Catatan notasi dalam artikel ini:
jumlah zat (bersatuan mol)
Mm = massa molar (g/mol)
Mr = massa relatif (tak berdimensi)
[X] = konsentrasi molar zat X (mol/L)
{X} = konsentrasi molal zat X (mol/kg)
m = massa (g atau kg)

Dalam urip.info belum pernah menggunakan sumbol {X} = konsentrasi molal zat X (mol/kg), tetapi untuk artikel berikutnya akan menggunakan {X} untuk molalitas zat X.

Sulitnya membedakan tulisan tangan (manual) untuk membedakan huruf miring/italik sebagai simbol variabel maka dalam urip.info semuanya dibuat huruf tegak.

1. Satu Huruf, Terlalu Banyak Beban

Dalam kimia larutan, huruf m kecil menanggung beban yang bahkan lebih berat dari huruf M besar. Perhatikan daftar penggunaannya yang semuanya muncul dalam konteks sifat koligatif larutan:

Simbol Makna Satuan Status
m massa (umum) g atau kg Bertabrakan
m molalitas mol/kg Bertabrakan
mt massa terlarut g atau kg Bertabrakan
mp massa pelarut g atau kg Bertabrakan
b molalitas (rekomendasi IUPAC) mol/kg Tidak diadopsi komunitas

Semua simbol di atas bisa muncul dalam satu persamaan tunggal ketika menghitung sifat koligatif seperti penurunan titik beku atau kenaikan titik didih. Ini bukan sekadar potensi kebingungan, melainkan kebingungan yang hampir pasti terjadi pada pembaca yang tidak membaca seluruh konteks dengan sangat cermat.

2. Tabrakan dalam Satu Persamaan

Persamaan molalitas yang paling dasar sudah cukup untuk memperlihatkan masalahnya:

\[m = \dfrac{n \times 1000}{m_p}\] m kiri = molalitas (mol/kg), mp kanan = massa pelarut (gram), dua m dalam satu persamaan, dua makna yang berbeda. Belum lagi jika n zat terlarut diganti denga m/Mm.

Bahkan tanpa subscript pun, sisi kiri dan kanan persamaan menggunakan huruf yang secara visual identik untuk dua besaran yang berbeda satuan dan berbeda konsep. Subscript p pada mp memang membantu membedakan, tapi huruf utamanya tetap sama dan tetap mengundang salah baca.

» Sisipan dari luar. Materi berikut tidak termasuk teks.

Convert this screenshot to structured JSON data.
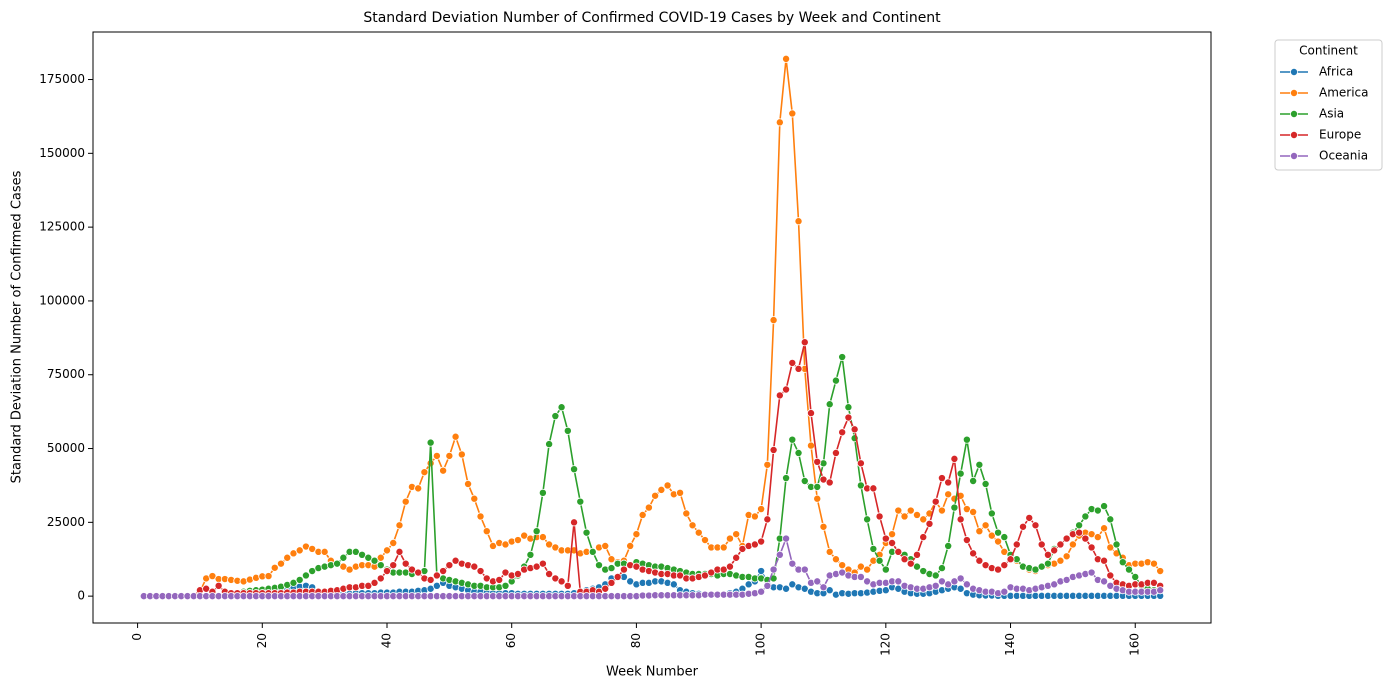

Situasi konkret yang bermasalah: Dalam soal sifat koligatif, sering muncul kalimat seperti "tentukan molalitas larutan jika massa terlarut mt = 10 g dilarutkan dalam pelarut bermassa mp = 500 g". Kemudian jawaban ditulis dengan simbol m untuk molalitas. Tiga huruf m dalam satu soal, tiga makna berbeda, tanpa cara visual yang jelas untuk membedakannya selain membaca seluruh kalimat secara utuh.

3. Rekomendasi IUPAC: Simbol b yang Gagal Diadopsi

IUPAC sebenarnya sudah lama merekomendasikan simbol b untuk molalitas, dengan satuan mol/kg. Rekomendasi ini muncul dalam Green Book (Quantities, Units and Symbols in Physical Chemistry) sebagai upaya memisahkan molalitas dari simbol massa.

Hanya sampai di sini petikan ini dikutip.